Reduce test anxiety by preparing before, during, and after an exam.
General Study Guidelines
- Develop a study plan that allows plenty of time for reviewing all material.
- Organize material so that the most important material will be given the greatest amount of time. If you have any questions, check with the instructor and use office hours for consultation if available to you.
- Keep a steady pace instead of cramming at the end. Rushing, either while studying or while taking a test, will work against you.
- Study with another person or with a small group. Make sure your study partners don’t raise your anxiety level and are serious about working.
- Take a 10-minute break approximately once an hour. Move away from the physical location where you are studying. Practice relaxation exercises or other self-nuturing activities.
- Adopt a sportsman’s attitude: “Win if you can, lose if you must, but do the best you can.”
- Plan a reward for yourself after the test no matter how well you feel you did.
- Eating right, getting enough sleep, and building in time for relaxation will help you concentrate and learn the materials.
The Day Before
- Review major concepts. Attempting to learn new material may interfere with your recall of material you have already learned.
- If you feel tense or anxious, take some time for physical exercise to burn off excess energy.
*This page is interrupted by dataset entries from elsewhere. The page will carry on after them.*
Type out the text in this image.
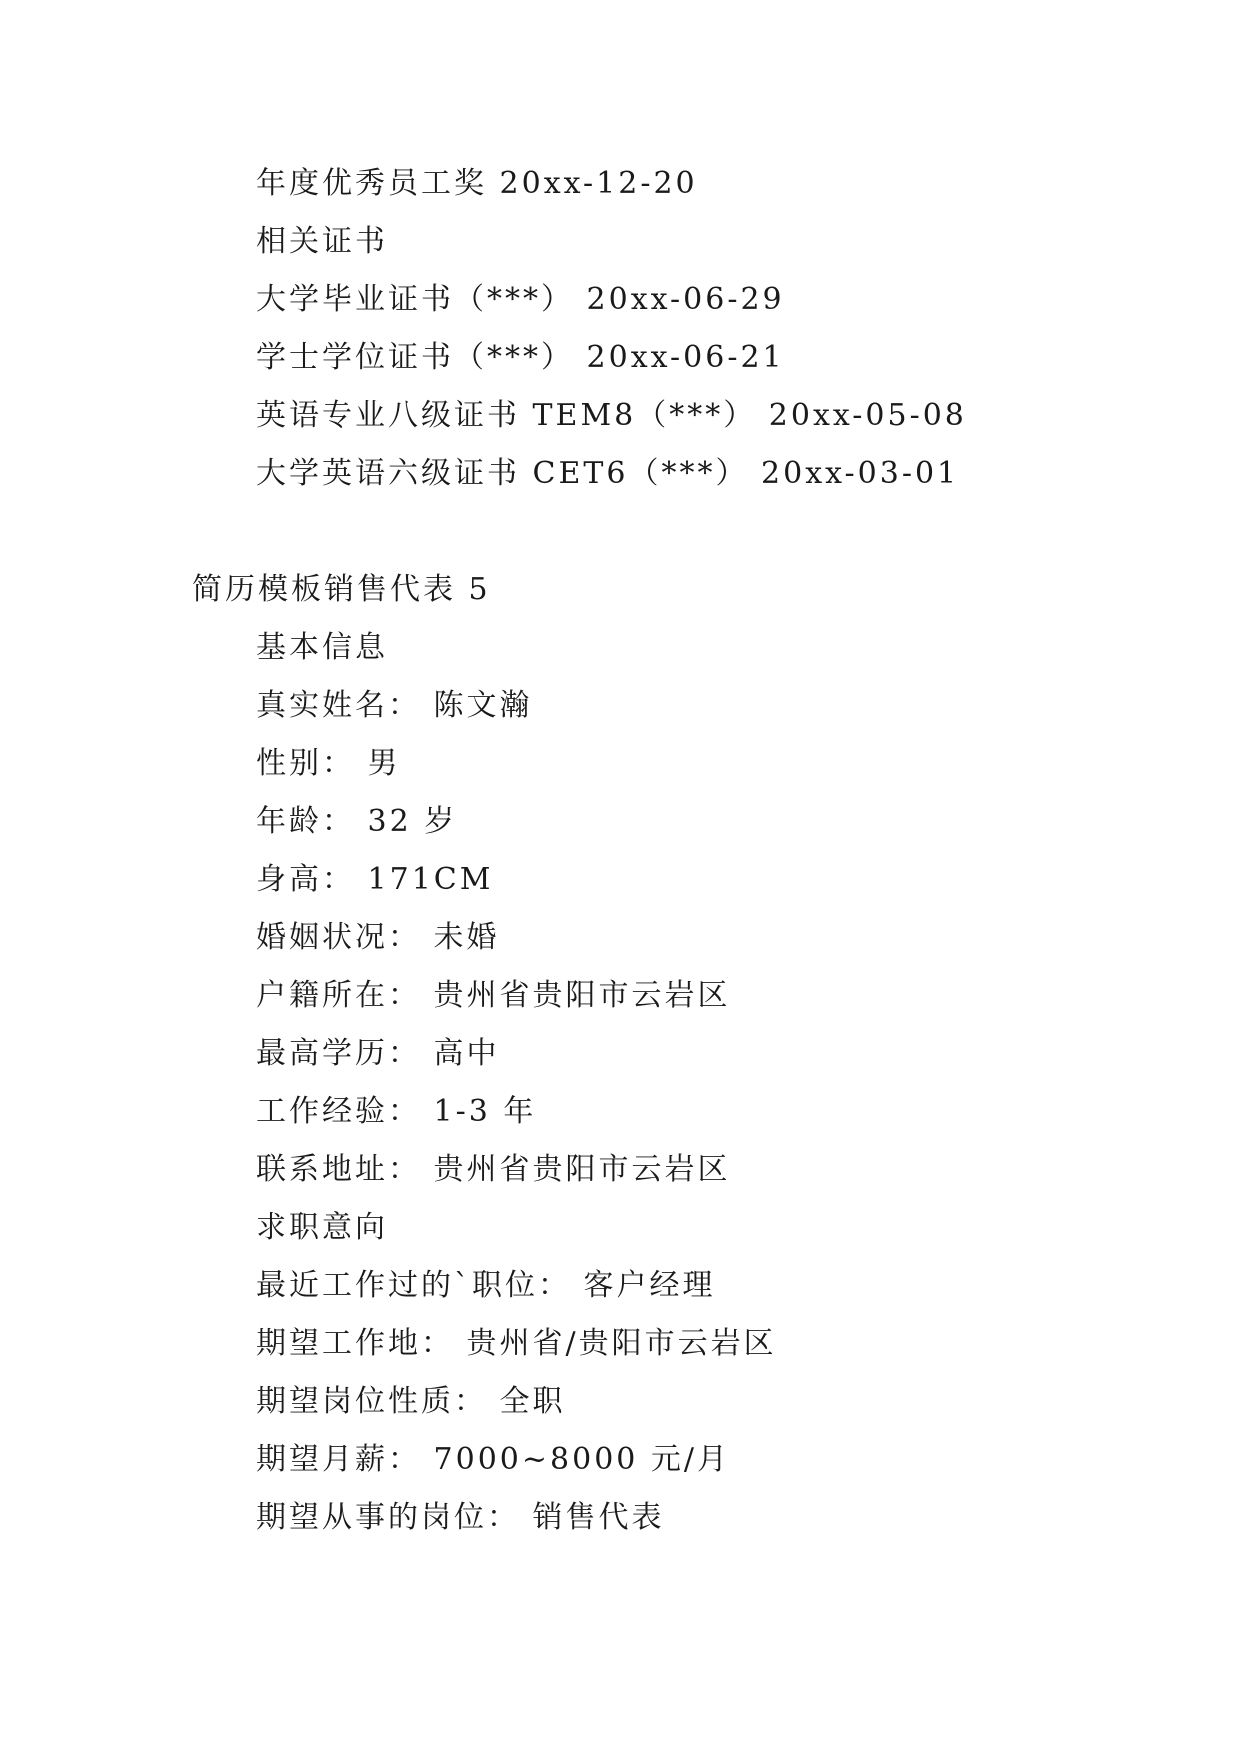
年度优秀员工奖 20xx-12-20
相关证书
大学毕业证书（***） 20xx-06-29
学士学位证书（***） 20xx-06-21
英语专业八级证书 TEM8（***） 20xx-05-08
大学英语六级证书 CET6（***） 20xx-03-01
简历模板销售代表 5
基本信息
真实姓名： 陈文瀚
性别： 男
年龄： 32 岁
身高： 171CM
婚姻状况： 未婚
户籍所在： 贵州省贵阳市云岩区
最高学历： 高中
工作经验： 1-3 年
联系地址： 贵州省贵阳市云岩区
求职意向
最近工作过的`职位： 客户经理
期望工作地： 贵州省/贵阳市云岩区
期望岗位性质： 全职
期望月薪： 7000~8000 元/月
期望从事的岗位： 销售代表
- If you completed your study plan, go to a movie or watch some television. This form of mental relaxation will not interfere with your performance.
- Get a good night’s sleep. The better rested you are, the more likely it is that you’ll perform at your maximum.
- Avoid any friends who you know from the past to be “anxiety generators.”
The Day of the Test
- Engage in relaxed “non-thinking” activity the hour before the exam, like listening to soothing music, deep breathing, and mindfulness exercises. CAPS offers free mindfulness workshops each semester.
- Get to the test on time.
- When the exam is distributed, take time to read the directions twice.
Hints For Particular Types Of Test Questions
- On multiple choice items, read all options first. Eliminate the obviously wrong alternatives first. Choose the “better” or “best” of the remaining alternatives.
- On short answer and essay tests, do exactly what is asked. Overkill is usually a waste of time and annoying to the person who grades the paper.
- On long essay questions, begin with an outline of your answer. Make sure all the important points in your outline are included in your response.
- On true-or-false items, check for tricky words such as only, always, or most.
- Throughout the test take a few minutes to check on your breathing and practice mindful breathing.
- If you need to go back to baseline, practice some deep breathing and repeat some coping statements that will provide reassurance (e.g. “I don’t have to rush, it is OK to take time to figure out what I need to do.”) Catch yourself engaging in anxious self-talk (e.g. “Take your time”, “Don’t jump to conclusions.”)
After The Test
- Don’t hash over what you might have done or mistakes you might have made.
- Follow through on the reward you have promised yourself.
- Regardless of the grade you receive, review the test carefully.
- If you don’t understand your grade or the grader’s comments, make an appointment to discuss them.
- Evaluate your study program. Consider ways you might want to work on making changes for the future based on how useful your strategies and choices were this time.